The European Union has made numerous attempts over the years to involve itself in the Israeli–Palestinian issue. Always it let itself be too easily rebuffed, and the Americans remained in charge. This is the source of the paralysis that besets the Mideast. Israel has long had Washington locked up, and long the American media; honest Israelis are pleased to acknowledge this. Hence Washington can do nothing imaginative and not much that is honest. It is as responsible for the failure of Mideast diplomacy as anyone in Israel.
This is why the latest from the E.U. must be watched. Last week, as you may have noted, Brussels announced that it would draft regulations requiring exports (mostly farm products) from the occupied territories to be so labeled. That covers $300 million in sales annually, World Bank economists reckon.
The E.U. will also issue guidelines barring European institutions from funding any Israeli organization—private, public, N.G.O., or what have you — that has operations beyond the Green Line, meaning Israel’s internationally recognized borders before the 1967 war. These new rules are to come into effect next year, when Brussels begins a new five-year budget.
What does this mean? On the economic side, not a great deal. Europeans have a right to know if they are buying products that Israelis are turning out on the West Bank. Emphatically I would want to know. Is this information justly hidden from people? They have no right of refusal? Nonsense. I wager the 6,000 Palestinians working these Israeli farms would want Western consumers to know, too.
But no one is saying anything about the economic side. The significance of the E.U.’s move is larger and lies elsewhere.
“This is not about money,” a dweller in a Brussels think tank told the New York Times after the E.U.’s announcement. “It’s about politics.” There is only one way to put it more plainly. It’s about good politics.
The Europeans are simply taking cognizance of international law, nothing more. The Israeli settlements in the West Bank are illegal.
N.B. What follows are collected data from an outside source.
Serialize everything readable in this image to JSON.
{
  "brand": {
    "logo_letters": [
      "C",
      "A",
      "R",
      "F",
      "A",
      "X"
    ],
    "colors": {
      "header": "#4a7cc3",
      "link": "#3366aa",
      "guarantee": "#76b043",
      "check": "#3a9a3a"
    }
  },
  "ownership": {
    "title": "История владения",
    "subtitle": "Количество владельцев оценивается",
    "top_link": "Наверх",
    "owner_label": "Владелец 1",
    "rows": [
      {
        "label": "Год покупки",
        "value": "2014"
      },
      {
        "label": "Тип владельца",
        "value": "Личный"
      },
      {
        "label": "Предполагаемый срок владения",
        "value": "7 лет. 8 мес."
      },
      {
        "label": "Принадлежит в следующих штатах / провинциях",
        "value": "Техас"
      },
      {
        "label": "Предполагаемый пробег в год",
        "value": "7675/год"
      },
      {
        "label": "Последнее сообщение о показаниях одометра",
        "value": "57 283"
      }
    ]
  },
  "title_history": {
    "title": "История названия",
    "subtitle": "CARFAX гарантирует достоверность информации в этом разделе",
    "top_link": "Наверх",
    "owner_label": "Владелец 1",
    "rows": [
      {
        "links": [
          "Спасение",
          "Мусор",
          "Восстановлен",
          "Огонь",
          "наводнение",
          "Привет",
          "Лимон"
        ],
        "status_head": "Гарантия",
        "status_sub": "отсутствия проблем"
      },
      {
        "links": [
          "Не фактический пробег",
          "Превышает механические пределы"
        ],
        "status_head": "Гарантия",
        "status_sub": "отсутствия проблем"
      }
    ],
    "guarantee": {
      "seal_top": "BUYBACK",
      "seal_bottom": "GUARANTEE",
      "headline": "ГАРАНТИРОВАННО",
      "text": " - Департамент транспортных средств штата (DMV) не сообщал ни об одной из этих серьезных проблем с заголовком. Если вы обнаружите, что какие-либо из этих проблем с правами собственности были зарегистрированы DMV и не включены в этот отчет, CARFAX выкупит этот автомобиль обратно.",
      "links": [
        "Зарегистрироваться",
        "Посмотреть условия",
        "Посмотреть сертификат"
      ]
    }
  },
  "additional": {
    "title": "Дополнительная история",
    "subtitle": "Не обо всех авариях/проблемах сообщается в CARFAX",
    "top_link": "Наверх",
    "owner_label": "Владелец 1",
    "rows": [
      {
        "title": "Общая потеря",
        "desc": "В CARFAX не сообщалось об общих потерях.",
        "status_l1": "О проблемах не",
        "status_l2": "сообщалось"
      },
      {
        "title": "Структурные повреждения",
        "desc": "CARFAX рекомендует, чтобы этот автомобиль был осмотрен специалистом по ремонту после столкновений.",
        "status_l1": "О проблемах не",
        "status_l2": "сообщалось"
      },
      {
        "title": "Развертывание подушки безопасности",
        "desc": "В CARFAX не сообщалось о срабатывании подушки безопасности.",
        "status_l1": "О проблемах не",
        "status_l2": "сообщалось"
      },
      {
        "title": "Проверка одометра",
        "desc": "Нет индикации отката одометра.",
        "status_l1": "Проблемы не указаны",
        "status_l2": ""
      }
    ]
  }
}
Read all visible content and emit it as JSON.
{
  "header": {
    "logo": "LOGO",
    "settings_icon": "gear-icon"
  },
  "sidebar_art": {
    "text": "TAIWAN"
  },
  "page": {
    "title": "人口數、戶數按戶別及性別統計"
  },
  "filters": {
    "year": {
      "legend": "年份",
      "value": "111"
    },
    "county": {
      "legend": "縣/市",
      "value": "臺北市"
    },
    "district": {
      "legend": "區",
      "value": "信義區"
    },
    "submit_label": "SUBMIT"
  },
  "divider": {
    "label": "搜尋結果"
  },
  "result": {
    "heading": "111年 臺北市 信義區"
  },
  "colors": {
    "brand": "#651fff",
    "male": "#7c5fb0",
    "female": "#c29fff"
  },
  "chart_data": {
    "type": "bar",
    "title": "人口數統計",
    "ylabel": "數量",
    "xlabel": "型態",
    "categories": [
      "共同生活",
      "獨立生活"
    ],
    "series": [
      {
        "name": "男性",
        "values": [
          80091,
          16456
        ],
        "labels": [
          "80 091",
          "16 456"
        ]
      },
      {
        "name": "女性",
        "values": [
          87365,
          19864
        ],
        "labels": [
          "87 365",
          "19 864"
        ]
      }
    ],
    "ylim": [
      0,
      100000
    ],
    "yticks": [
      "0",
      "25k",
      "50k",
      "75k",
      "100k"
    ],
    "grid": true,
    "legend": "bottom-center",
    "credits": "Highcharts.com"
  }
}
This is not a matter in dispute. And Brussels is not acting all that forcefully. By any decent interpretation of law, the products in question should not be labeled; they are simply contraband.
But even in its weak voice, Europe has said something that bears weight: We hold Israel to its recognized, pre–1967 borders. This is what is important. This is what brings the faint prospect of movement. You do not hear this kind of thing from the honest broker, which does not (and truly cannot for the political reasons noted above) hold Israel responsible to the law.
The Netanyahu government pretended to be shocked by the word from Brussels. Of course it knew of these regulations well, well in advance, but shocked was the suitable pose. With the departure of Mahmoud Ahmadinejad from the Iranian presidency, Netanyahu can now be counted the most dangerous man in the Middle East. It is good to read (in the Financial Times) that he was instantly on the telephone to Brussels, “pleading” (the FT’s word) for a postponement of the new rules. You do not much get to see Bibi pleading when he talks to Washington.